Retirement Optimization

  1. Do NOT retire until your mortgage is paid off, unless you are physically unable to retire or have a mandatory retirement age;
  2. If you retire with a mortgage, downsize your home or get a second job and apply that wage to the mortgage;
  3. When you retire, your Money Blueprint has to reflect your retirement income and expenses. Create it ahead of retirement and base it on your ideal retirement, including your location and lifestyle. If you see that your lifestyle and location won’t mesh with your retirement income, then you need to make changes. Sell the home and move to a different home and/or location;
  4. Review your Social Security statement to ensure that ALL of your income information is accurate. Remember that Social Security is only meant to cover 40% of your retirement income. The remaining 60% has to come from investments;
  5. You need to consider planning for long-term care (LTC). Research LTC insurance and buy one that will adjust for inflation (Automatic Inflation Protection).

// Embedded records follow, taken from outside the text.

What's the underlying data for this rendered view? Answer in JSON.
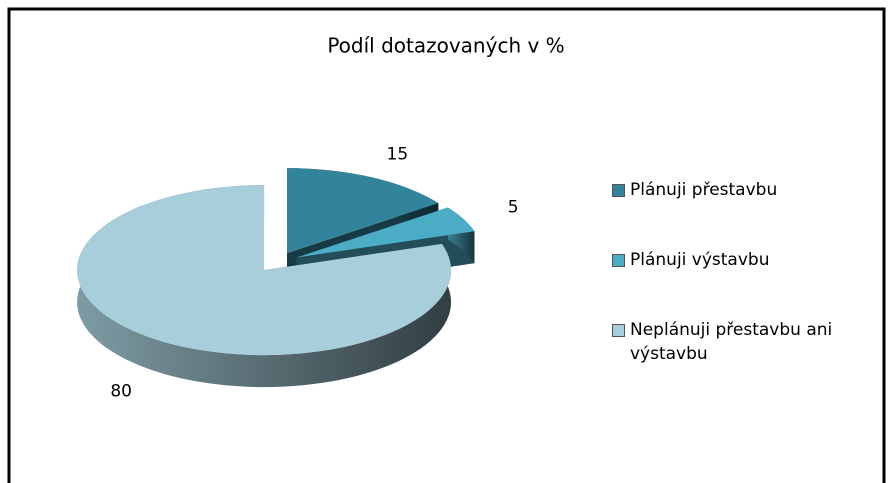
{
  "chart_data": {
    "type": "pie3d",
    "title": "Podíl dotazovaných v %",
    "categories": [
      "Plánuji přestavbu",
      "Plánuji výstavbu",
      "Neplánuji přestavbu ani výstavbu"
    ],
    "values": [
      15,
      5,
      80
    ],
    "colors": [
      "#31849b",
      "#4bacc6",
      "#a8cedb"
    ],
    "legend": "right"
  }
}
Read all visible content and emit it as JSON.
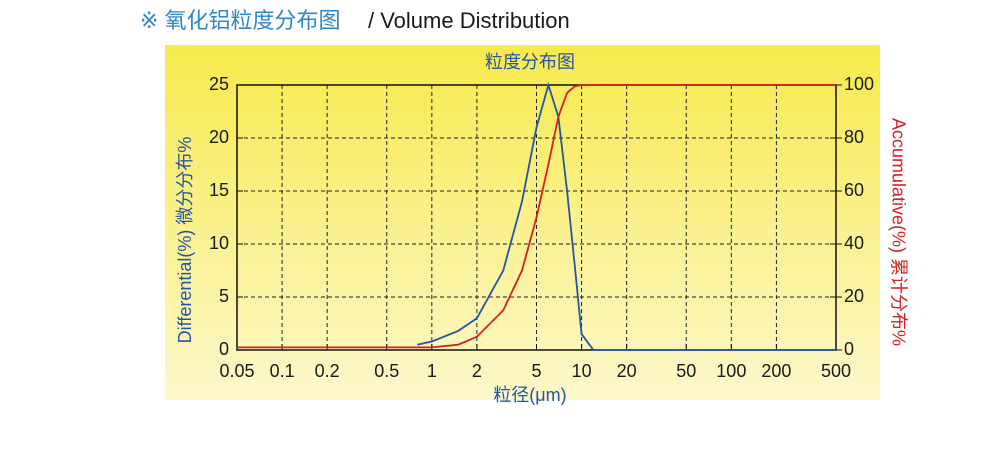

This coverage increases your LTC benefits each year;
  6. Plan and create a tax-smart strategy for your income withdrawal from your investments.

Beyond the Basics

  1. Research investment options for your HSA, if eligible;
  2.  Share your investment knowledge with others;
  3. Remember that you can give $15,000 annually to any individual without incurring a federal gift tax;
  4. Make a tax-smart charitable gift of any appreciated assets;
  5. Review your wills and/or living revocable trusts and make any needed changes;
  6. Review and update beneficiary(ies) on all your accounts;
  7. Prepare a plan that will guide your loved ones for when you pass. This should accessible to them. It should have your will and/or living revocable trust, information about who or what your loved ones need to do to notify your financial institutions, Social Security, retirement offices, etc.
Tell your loved ones ahead of time if you want to be cremated or buried. Inform them what you want done with your ashes. Set aside some money to cover burial/cremation costs. When people die, their loved ones are often preyed upon by those who want to make money off of them. They try to sell them a fancy casket or an expensive plot. Your corpse doesn’t need a fancy casket nor do your ashes need to housed in an expensive urn. You don’t need to be buried in a plot with a great view. If this sounds cruel, I’m sorry. Death will come to us all. It is better to be prepared and to have a plan. If you don’t want to discuss this with your family, write it in your will.